Puppeteer2 is a Node.js server that uses Puppeteer to provide a web scraping API. It allows users to send POST requests with JSON payloads to interact with web pages and retrieve data in various formats.
- Accepts POST requests with
application/json
content type. - Supports navigation to URLs with optional custom HTTP methods, post data, content type, and headers.
- Returns data in different formats based on the
responseType
specified:text
,html
,links
,images
,text+links
,text+images
,links+images
,text+links+images
,text+links-inline
,text+images-inline
,text+links+images-inline
.
Send a POST request to http://<server-ip>:5469
with a JSON payload containing the url
property and optional parameters. The server will process the request and return the extracted data from the web page.

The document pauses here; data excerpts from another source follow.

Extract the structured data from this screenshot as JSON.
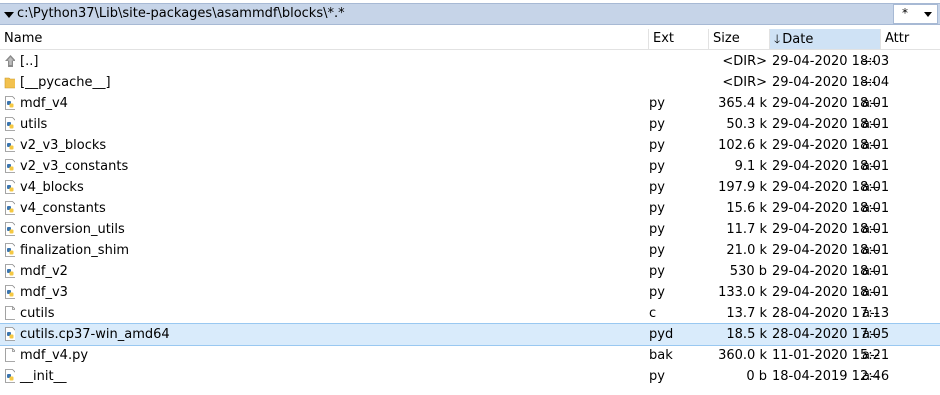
{
  "path": "c:\\Python37\\Lib\\site-packages\\asammdf\\blocks\\*.*",
  "filter": "*",
  "columns": {
    "name": "Name",
    "ext": "Ext",
    "size": "Size",
    "date": "Date",
    "attr": "Attr"
  },
  "rows": [
    {
      "icon": "up-dir-icon",
      "name": "[..]",
      "ext": "",
      "size": "<DIR>",
      "date": "29-04-2020 18:03",
      "attr": "---"
    },
    {
      "icon": "folder-icon",
      "name": "[__pycache__]",
      "ext": "",
      "size": "<DIR>",
      "date": "29-04-2020 18:04",
      "attr": "---"
    },
    {
      "icon": "python-file-icon",
      "name": "mdf_v4",
      "ext": "py",
      "size": "365.4 k",
      "date": "29-04-2020 18:01",
      "attr": "a--"
    },
    {
      "icon": "python-file-icon",
      "name": "utils",
      "ext": "py",
      "size": "50.3 k",
      "date": "29-04-2020 18:01",
      "attr": "a--"
    },
    {
      "icon": "python-file-icon",
      "name": "v2_v3_blocks",
      "ext": "py",
      "size": "102.6 k",
      "date": "29-04-2020 18:01",
      "attr": "a--"
    },
    {
      "icon": "python-file-icon",
      "name": "v2_v3_constants",
      "ext": "py",
      "size": "9.1 k",
      "date": "29-04-2020 18:01",
      "attr": "a--"
    },
    {
      "icon": "python-file-icon",
      "name": "v4_blocks",
      "ext": "py",
      "size": "197.9 k",
      "date": "29-04-2020 18:01",
      "attr": "a--"
    },
    {
      "icon": "python-file-icon",
      "name": "v4_constants",
      "ext": "py",
      "size": "15.6 k",
      "date": "29-04-2020 18:01",
      "attr": "a--"
    },
    {
      "icon": "python-file-icon",
      "name": "conversion_utils",
      "ext": "py",
      "size": "11.7 k",
      "date": "29-04-2020 18:01",
      "attr": "a--"
    },
    {
      "icon": "python-file-icon",
      "name": "finalization_shim",
      "ext": "py",
      "size": "21.0 k",
      "date": "29-04-2020 18:01",
      "attr": "a--"
    },
    {
      "icon": "python-file-icon",
      "name": "mdf_v2",
      "ext": "py",
      "size": "530 b",
      "date": "29-04-2020 18:01",
      "attr": "a--"
    },
    {
      "icon": "python-file-icon",
      "name": "mdf_v3",
      "ext": "py",
      "size": "133.0 k",
      "date": "29-04-2020 18:01",
      "attr": "a--"
    },
    {
      "icon": "blank-file-icon",
      "name": "cutils",
      "ext": "c",
      "size": "13.7 k",
      "date": "28-04-2020 17:13",
      "attr": "a--"
    },
    {
      "icon": "python-file-icon",
      "name": "cutils.cp37-win_amd64",
      "ext": "pyd",
      "size": "18.5 k",
      "date": "28-04-2020 17:05",
      "attr": "a--",
      "selected": true
    },
    {
      "icon": "blank-file-icon",
      "name": "mdf_v4.py",
      "ext": "bak",
      "size": "360.0 k",
      "date": "11-01-2020 15:21",
      "attr": "a--"
    },
    {
      "icon": "python-file-icon",
      "name": "__init__",
      "ext": "py",
      "size": "0 b",
      "date": "18-04-2019 12:46",
      "attr": "a--"
    }
  ],
  "colors": {
    "pathbar": "#c6d4e8",
    "sorted_header": "#cfe2f5",
    "selected_row": "#d9ebfb",
    "folder": "#f2c14e"
  }
}
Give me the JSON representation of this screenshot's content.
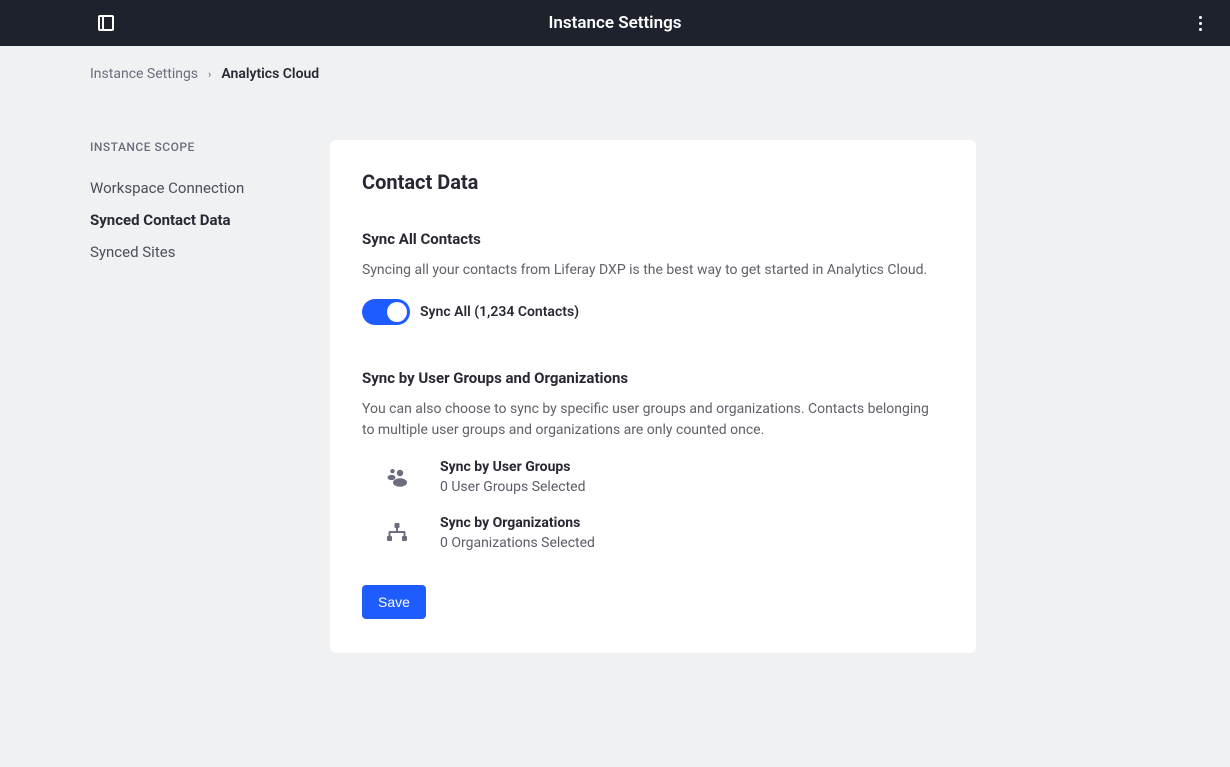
{
  "header": {
    "title": "Instance Settings"
  },
  "breadcrumb": {
    "parent": "Instance Settings",
    "current": "Analytics Cloud"
  },
  "sidebar": {
    "heading": "INSTANCE SCOPE",
    "items": [
      {
        "label": "Workspace Connection",
        "active": false
      },
      {
        "label": "Synced Contact Data",
        "active": true
      },
      {
        "label": "Synced Sites",
        "active": false
      }
    ]
  },
  "card": {
    "title": "Contact Data",
    "sync_all": {
      "heading": "Sync All Contacts",
      "description": "Syncing all your contacts from Liferay DXP is the best way to get started in Analytics Cloud.",
      "toggle_label": "Sync All (1,234 Contacts)"
    },
    "sync_by": {
      "heading": "Sync by User Groups and Organizations",
      "description": "You can also choose to sync by specific user groups and organizations. Contacts belonging to multiple user groups and organizations are only counted once.",
      "options": [
        {
          "title": "Sync by User Groups",
          "subtitle": "0 User Groups Selected"
        },
        {
          "title": "Sync by Organizations",
          "subtitle": "0 Organizations Selected"
        }
      ]
    },
    "save_label": "Save"
  }
}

Example request using curl:
curl -X POST http://<server-ip>:5469 -H "Content-Type: application/json" -d '{"url": "https://example.com", "responseType": "text"}'
Clone the repository and navigate to the puppeteer2
directory. Run npm install
to install dependencies. Set up the puppeteer2.service
file in /etc/systemd/system/
to run the server as a service.
The server runs under the puppeteer
user with limited privileges for security. It uses a headless Chromium browser to minimize exposure.
Contributions are welcome. Please submit pull requests to the master branch.
Puppeteer2 is open-source software licensed under the MIT license.